Swedish Report Warns of Rising Extremism Due to Overseas Ties, Financing

Sweden’s domestic extremist environment is estimated to have grown by leaps and bounds, from hundreds to thousands, fuelled by global links ranging from counselling to financing.

Extremist groups in Sweden risk being strengthened and radicalised further through their links to foreign countries. Such ties provide everything from increased tactical knowledge and ideological inspiration to concrete funding, according to a new study.

The 115-page report “Boundless extremism. A study of transnational connections to Swedish radical environments” carried out by the Swedish National Defence College on behalf of the Centre Against Violent Extremism (CVE) is presented as groundbreaking in its approach and scope.

“This is the first study that takes a collective grip on Swedish extremist environments”, senior terrorism researcher at the Swedish National Defence College Magnus Ranstorp told broadcaster SVT.

The researchers shed light on three different types of transnational connections: ideological, operational (participating in joint actions or planning common strategies), and financial.

“The connections risk having a capacity-enhancing effect on the environments in all respects. This happens in various forms from increased tactical and practical knowledge, ideological inspiration, and financing”, reads the study.

According to Filip Ahlin, an analyst at the Centre for Asymmetric Threats and Terrorism Studies (CATS), digital tools possess both an instrumental function and a socialising function.

“This means that the reach of the transnational networks becomes larger and more accessible, which creates additional opportunities to establish even more contacts”, Ahlin said.

For instance, the person who carried out the terrorist attack on Drottninggatan Street in Stockholm on 7 April 2017, had contact with individuals from Daesh*, discussed the attack and received religious counselling, whereas Magnus Ranstorp emphasised that several terrorists had successfully obtained training in camps abroad.

Overall, the connections are said to contribute to recruitment and further radicalisation.

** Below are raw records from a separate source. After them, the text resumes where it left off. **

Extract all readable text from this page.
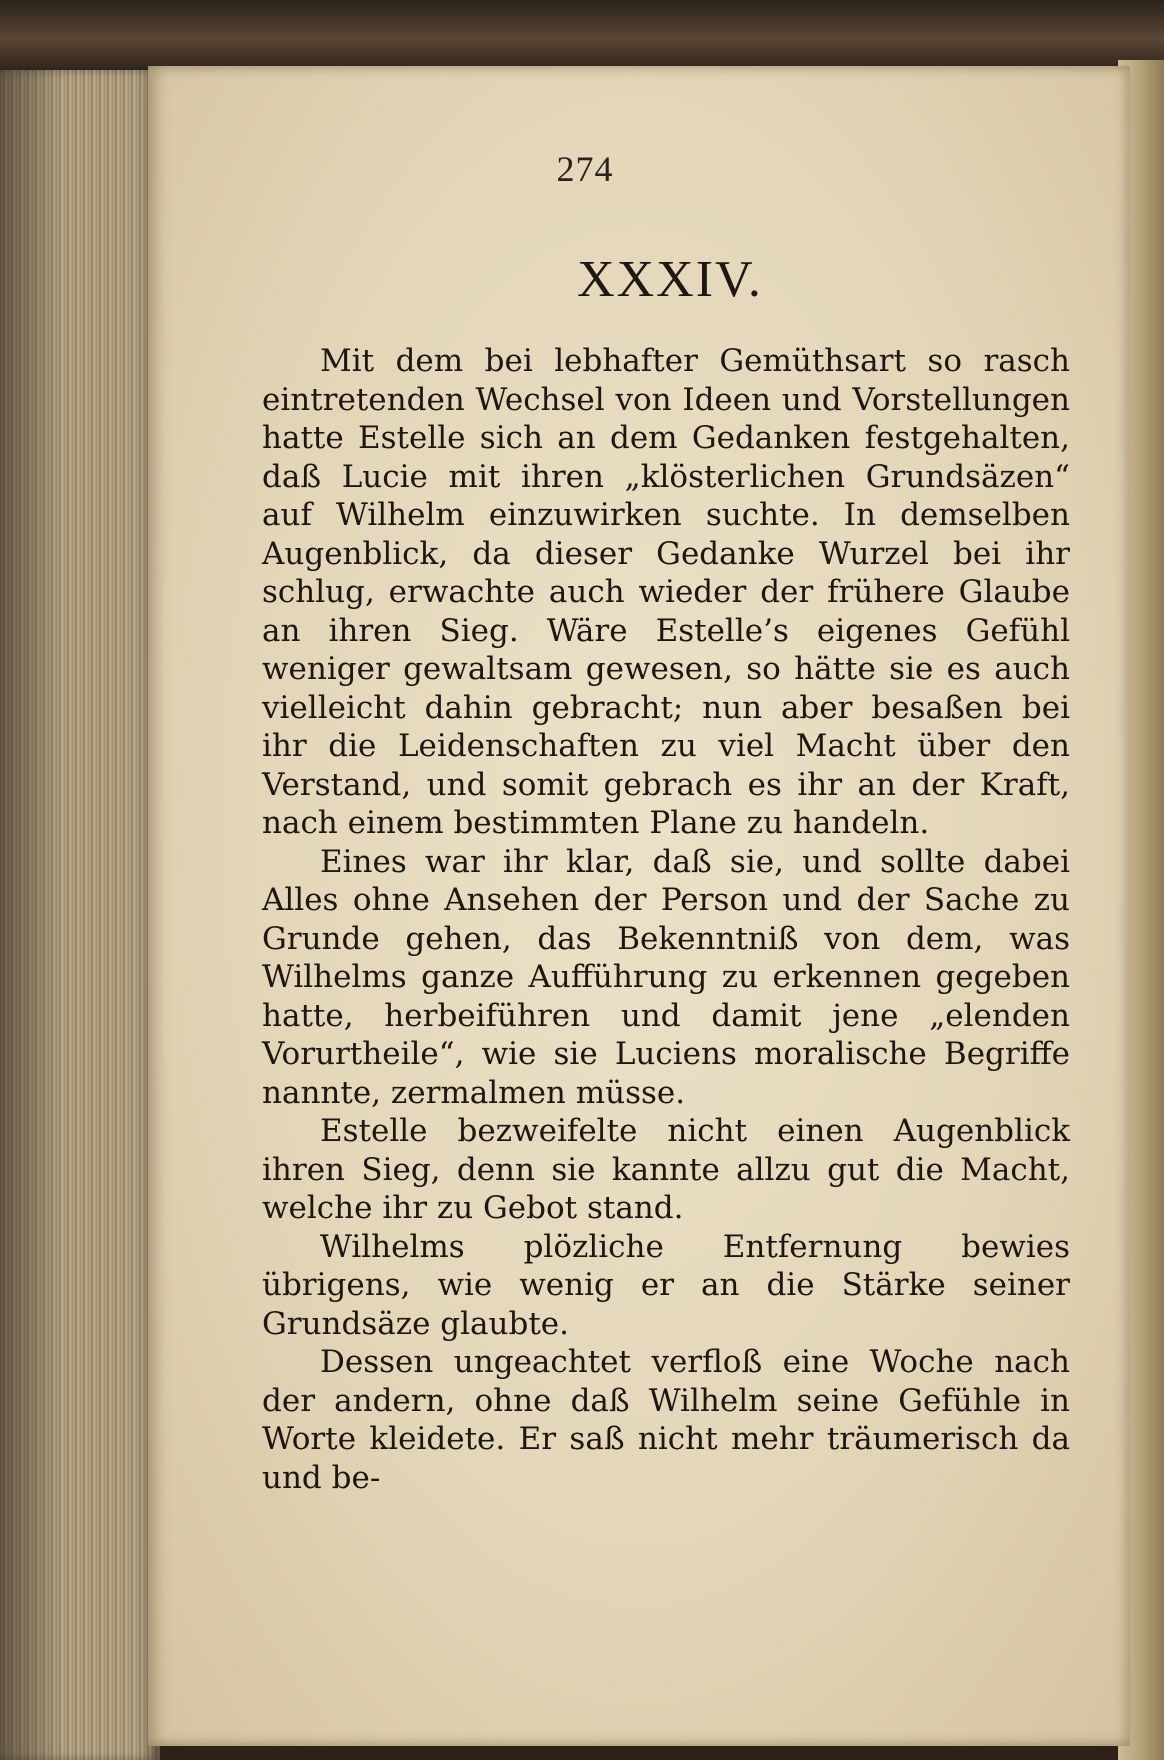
274
XXXIV.

Mit dem bei lebhafter Gemüthsart so rasch eintretenden Wechsel von Ideen und Vorstellungen hatte Estelle sich an dem Gedanken festgehalten, daß Lucie mit ihren „klösterlichen Grundsäzen“ auf Wilhelm einzuwirken suchte. In demselben Augenblick, da dieser Gedanke Wurzel bei ihr schlug, erwachte auch wieder der frühere Glaube an ihren Sieg. Wäre Estelle’s eigenes Gefühl weniger gewaltsam gewesen, so hätte sie es auch vielleicht dahin gebracht; nun aber besaßen bei ihr die Leidenschaften zu viel Macht über den Verstand, und somit gebrach es ihr an der Kraft, nach einem bestimmten Plane zu handeln.

Eines war ihr klar, daß sie, und sollte dabei Alles ohne Ansehen der Person und der Sache zu Grunde gehen, das Bekenntniß von dem, was Wilhelms ganze Aufführung zu erkennen gegeben hatte, herbeiführen und damit jene „elenden Vorurtheile“, wie sie Luciens moralische Begriffe nannte, zermalmen müsse.

Estelle bezweifelte nicht einen Augenblick ihren Sieg, denn sie kannte allzu gut die Macht, welche ihr zu Gebot stand.

Wilhelms plözliche Entfernung bewies übrigens, wie wenig er an die Stärke seiner Grundsäze glaubte.

Dessen ungeachtet verfloß eine Woche nach der andern, ohne daß Wilhelm seine Gefühle in Worte kleidete. Er saß nicht mehr träumerisch da und be-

“Even previous research has indicated that radicalisation processes can go quickly in digital forums. It can be seen that the existence of violence-glorifying narratives and hateful content in general can contribute to lowering the threshold for violence and also normalising violent content”, researcher Linda Ahlerup told SVT.

An Islamic State flag hangs amid electric wires over a street.

To reduce opportunities in extremist environments, the researchers give a number of recommendations.

One is to review the authorities’ ability to access the encrypted channels that extremist communities tend to use. Another one is to strengthen the transparency of financial flows.

“Transparency in certain types of organisational forms, such as foundations and associations, is very limited. It is necessary to consider that significant donations from foreign actors should be declared publicly”, Magnus Ranstorp concluded.

A previous report by the Swedish Security Police (Säpo) estimated the number of extremists in the country at about 3,000, of which 2,000 are radical Islamists. The report also indicated that the number of known and suspected extremists has grown from hundreds to thousands in a matter of several years.

 

* Daesh (ISIS/ISIL/Islamic State) is a terrorist organisation banned in Russia and many other nations.